In the following video, Missling clearly says the Alzheimer's study readout will be "in the forthcoming years." I'm pretty sure he had said 2021 previously but now he's not holding himself to the 2021 target.

(statement at 2:45 min)
I won't however call it a SHIFT in emphasis away from Alz. The PDD & Rett trials are shorter and in play which is why we are hearing about them more v/s Alz. where a slow recruitment process is under way. Missling should absolutely try his best to speed up the ALZ trial recruitment because of the large N. Maybe a successful PDD readout gets enough interest in Spain to subsidize recruitment in the Alz trial. There is way too much of a tug of war for Alz patients among competing Alz trials.
Missling's done a great job managing costs overall but the proce has been slower trial recruitment. Hard to believe the last real readout (Alz. p2a) was in Nov 2015 and we're all so starved at this point for the next topline.

[Investor2014]

Doc, Missling is on record early on saying that he is going for the orphan Rett indication as the shortest path to approval for A2-73.

Approval in a first indication will be very good news for AD and other indications. Why prioritise the biggest and most challenging indication first if approval is more likely focusing with “High Priority” on Rett?

[F1ash]

With so much focus on Rett and not expanding to enough sites for AD, does he feel that Rett has more chance than AD to succeed?

From my experience I have come to expect rational individuals to act in a rational fashion. It’s when I see actions from rational individuals that don’t seem to match the rational actions I would expect to see that my interest is peaked. Have they become irrational people? Perhaps. Or, are their actions perfectly rational because they know something that I’m not aware of that is shaping their actions?

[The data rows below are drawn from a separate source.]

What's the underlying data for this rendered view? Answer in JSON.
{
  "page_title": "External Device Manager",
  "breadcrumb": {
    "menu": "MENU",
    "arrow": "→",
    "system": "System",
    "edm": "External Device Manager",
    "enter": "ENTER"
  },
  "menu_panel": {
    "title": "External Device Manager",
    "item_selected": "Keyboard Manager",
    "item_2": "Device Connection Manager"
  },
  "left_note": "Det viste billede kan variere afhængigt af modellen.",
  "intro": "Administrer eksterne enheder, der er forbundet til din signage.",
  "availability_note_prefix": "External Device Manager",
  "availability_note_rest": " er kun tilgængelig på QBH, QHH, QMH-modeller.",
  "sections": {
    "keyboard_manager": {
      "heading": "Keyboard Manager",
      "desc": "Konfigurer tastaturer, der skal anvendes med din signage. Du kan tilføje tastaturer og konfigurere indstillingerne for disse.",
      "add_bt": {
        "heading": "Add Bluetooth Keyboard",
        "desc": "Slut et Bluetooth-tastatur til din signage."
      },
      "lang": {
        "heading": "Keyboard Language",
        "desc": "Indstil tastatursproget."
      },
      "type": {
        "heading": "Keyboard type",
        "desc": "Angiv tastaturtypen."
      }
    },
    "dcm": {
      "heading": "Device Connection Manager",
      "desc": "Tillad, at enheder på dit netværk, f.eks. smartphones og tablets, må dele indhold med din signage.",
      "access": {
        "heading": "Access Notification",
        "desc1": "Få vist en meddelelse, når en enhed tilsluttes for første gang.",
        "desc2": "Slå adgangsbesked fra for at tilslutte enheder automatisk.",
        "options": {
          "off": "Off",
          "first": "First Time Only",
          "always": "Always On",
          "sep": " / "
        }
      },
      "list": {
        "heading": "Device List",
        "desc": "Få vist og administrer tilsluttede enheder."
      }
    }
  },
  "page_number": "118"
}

Something has puzzled me for awhile. Why did Anavex decline to show a dose/response relationship for the 2a Alzheimer’s trial? Management decided to use a “concentration”/ response relationship instead. Why not show both at least? Something occurred to me that, if true, might explain the desire to avoid revealing the dose response relationship. Didn’t only the high concentration “group” show a positive response? Didn’t high dose roughly mirror high concentration? If the high dose was 30 and 50 mg for the 2a, wouldn’t that be the doses one would expect to see in the 2b/3 trial? If management had shown a dose/response relationship that showed 30 and 50 mg had the best response but then they used lower doses in the 2b/3 trial, how would that go over? Anavex did indeed decide to conceal the dosages in their 2b/3 trial. Why do that?

Pure speculation, but could all these things be tied with the seeming de-emphasis on AD?